La généralisation de l’EVRAS en milieu scolaire est l’objet d’une mobilisation de longue durée portée par le secteur du planning familial, les acteurs et actrices de terrain et les structures engagées pour les droits sexuels et reproductifs. Si l’EVRAS est reconnue comme une mission de l’école depuis plusieurs années, son déploiement effectif a longtemps été inégal. Le travail de plaidoyer mené par la Plateforme EVRAS, dont la FLCPF est membre, a contribué à relancer les discussions politiques et à renforcer le cadre de cette politique publique.
La FLCPF salue cette avancée importante tout en rappelant que la généralisation de l’EVRAS doit se poursuivre au-delà de l’école, dans d’autres milieux de vie et à tout âge.

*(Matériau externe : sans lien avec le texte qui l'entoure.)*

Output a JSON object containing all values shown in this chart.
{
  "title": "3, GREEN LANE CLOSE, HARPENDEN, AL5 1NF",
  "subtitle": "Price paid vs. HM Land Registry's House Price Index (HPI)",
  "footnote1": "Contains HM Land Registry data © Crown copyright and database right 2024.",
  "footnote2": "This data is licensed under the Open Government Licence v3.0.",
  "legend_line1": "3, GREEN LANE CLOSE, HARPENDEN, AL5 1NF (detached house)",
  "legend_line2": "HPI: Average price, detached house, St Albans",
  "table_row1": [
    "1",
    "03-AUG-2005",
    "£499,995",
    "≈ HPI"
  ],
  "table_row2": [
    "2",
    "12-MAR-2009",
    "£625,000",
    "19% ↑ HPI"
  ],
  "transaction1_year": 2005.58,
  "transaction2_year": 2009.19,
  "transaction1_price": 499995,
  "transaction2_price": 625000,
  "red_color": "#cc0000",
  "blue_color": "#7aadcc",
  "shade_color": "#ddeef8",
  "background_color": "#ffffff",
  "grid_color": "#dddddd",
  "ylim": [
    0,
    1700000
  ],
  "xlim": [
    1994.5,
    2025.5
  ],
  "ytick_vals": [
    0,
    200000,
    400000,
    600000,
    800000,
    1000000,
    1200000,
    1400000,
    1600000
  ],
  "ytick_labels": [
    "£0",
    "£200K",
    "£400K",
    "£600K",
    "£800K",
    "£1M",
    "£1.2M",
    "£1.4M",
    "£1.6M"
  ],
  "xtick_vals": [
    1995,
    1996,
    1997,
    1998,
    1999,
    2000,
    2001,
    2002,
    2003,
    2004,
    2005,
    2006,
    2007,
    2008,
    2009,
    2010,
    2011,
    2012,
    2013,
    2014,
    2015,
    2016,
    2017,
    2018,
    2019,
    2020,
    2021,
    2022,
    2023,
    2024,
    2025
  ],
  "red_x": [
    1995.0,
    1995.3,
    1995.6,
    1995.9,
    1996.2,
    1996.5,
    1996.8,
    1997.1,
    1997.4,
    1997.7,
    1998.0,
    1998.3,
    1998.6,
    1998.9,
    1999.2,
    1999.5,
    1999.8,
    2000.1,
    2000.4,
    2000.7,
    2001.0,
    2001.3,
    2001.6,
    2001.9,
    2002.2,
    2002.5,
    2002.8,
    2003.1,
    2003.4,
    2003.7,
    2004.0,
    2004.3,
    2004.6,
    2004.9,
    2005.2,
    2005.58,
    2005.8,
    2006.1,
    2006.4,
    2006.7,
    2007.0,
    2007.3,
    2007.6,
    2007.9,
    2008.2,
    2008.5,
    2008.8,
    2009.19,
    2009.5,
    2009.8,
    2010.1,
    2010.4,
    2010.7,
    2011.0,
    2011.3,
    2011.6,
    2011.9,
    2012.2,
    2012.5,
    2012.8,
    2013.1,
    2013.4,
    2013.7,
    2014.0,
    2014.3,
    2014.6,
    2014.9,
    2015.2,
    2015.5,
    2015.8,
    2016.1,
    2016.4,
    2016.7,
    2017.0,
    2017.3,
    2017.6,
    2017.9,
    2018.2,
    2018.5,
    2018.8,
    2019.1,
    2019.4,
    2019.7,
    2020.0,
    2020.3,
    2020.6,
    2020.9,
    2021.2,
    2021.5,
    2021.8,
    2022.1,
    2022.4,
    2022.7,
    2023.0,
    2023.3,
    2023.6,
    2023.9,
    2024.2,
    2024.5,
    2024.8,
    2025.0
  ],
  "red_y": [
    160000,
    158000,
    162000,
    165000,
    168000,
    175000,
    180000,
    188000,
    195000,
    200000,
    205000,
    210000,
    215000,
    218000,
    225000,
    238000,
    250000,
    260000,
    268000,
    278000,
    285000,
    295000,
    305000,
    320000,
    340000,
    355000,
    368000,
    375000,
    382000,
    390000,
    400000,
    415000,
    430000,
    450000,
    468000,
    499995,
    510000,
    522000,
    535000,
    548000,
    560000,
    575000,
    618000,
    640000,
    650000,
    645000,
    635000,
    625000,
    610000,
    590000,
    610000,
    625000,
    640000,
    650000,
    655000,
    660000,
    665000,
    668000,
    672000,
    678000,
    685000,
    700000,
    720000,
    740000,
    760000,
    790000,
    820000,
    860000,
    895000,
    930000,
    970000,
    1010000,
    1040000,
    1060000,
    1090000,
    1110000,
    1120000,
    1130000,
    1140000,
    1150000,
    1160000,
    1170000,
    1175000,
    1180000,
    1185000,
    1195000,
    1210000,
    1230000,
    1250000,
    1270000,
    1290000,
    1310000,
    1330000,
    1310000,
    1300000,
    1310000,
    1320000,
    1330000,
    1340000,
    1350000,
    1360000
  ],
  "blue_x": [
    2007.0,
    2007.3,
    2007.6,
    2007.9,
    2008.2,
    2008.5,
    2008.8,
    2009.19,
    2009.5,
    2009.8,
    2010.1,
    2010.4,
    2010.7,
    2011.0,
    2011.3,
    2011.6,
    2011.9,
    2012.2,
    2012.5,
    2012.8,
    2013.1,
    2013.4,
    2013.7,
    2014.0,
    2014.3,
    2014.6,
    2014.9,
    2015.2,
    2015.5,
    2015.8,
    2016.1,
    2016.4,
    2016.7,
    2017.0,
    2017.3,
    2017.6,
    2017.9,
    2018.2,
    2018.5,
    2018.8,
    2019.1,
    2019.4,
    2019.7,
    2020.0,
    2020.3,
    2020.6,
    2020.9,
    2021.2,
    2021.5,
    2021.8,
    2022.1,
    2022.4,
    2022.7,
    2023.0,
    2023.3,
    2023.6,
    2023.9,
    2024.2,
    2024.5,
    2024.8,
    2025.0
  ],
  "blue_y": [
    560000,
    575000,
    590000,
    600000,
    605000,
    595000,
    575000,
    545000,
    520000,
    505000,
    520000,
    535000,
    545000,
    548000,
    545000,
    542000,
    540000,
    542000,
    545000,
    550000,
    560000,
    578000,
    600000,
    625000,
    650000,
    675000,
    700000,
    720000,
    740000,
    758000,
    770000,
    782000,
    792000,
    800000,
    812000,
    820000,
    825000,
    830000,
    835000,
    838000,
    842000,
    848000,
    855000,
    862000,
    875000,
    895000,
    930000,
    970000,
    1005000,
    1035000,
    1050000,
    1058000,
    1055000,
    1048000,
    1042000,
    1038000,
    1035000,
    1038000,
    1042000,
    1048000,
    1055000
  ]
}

En Belgique, nombre de personnes sont encore privées d’un accès à l’information relative à leur santé sexuelle. Les inégalités sociales, l’environnement, les milieux de vie, le logement, la différence de langue ou de culture, le genre et les orientations sexuelles, le parcours individuel, la situation administrative, etc. sont autant de déterminants qui privent l’accès pour tous·tes à l’EVRAS, entravant ainsi leur droit fondamental « d’accéder à la meilleure santé en matière de sexualité et de reproduction » reconnu en 1994 dans le cadre de la Conférence Internationale sur la Population et le Développement (Le Caire, 1994) et réaffirmé lors de la Conférence Mondiale des Femmes (Pékin, 1995).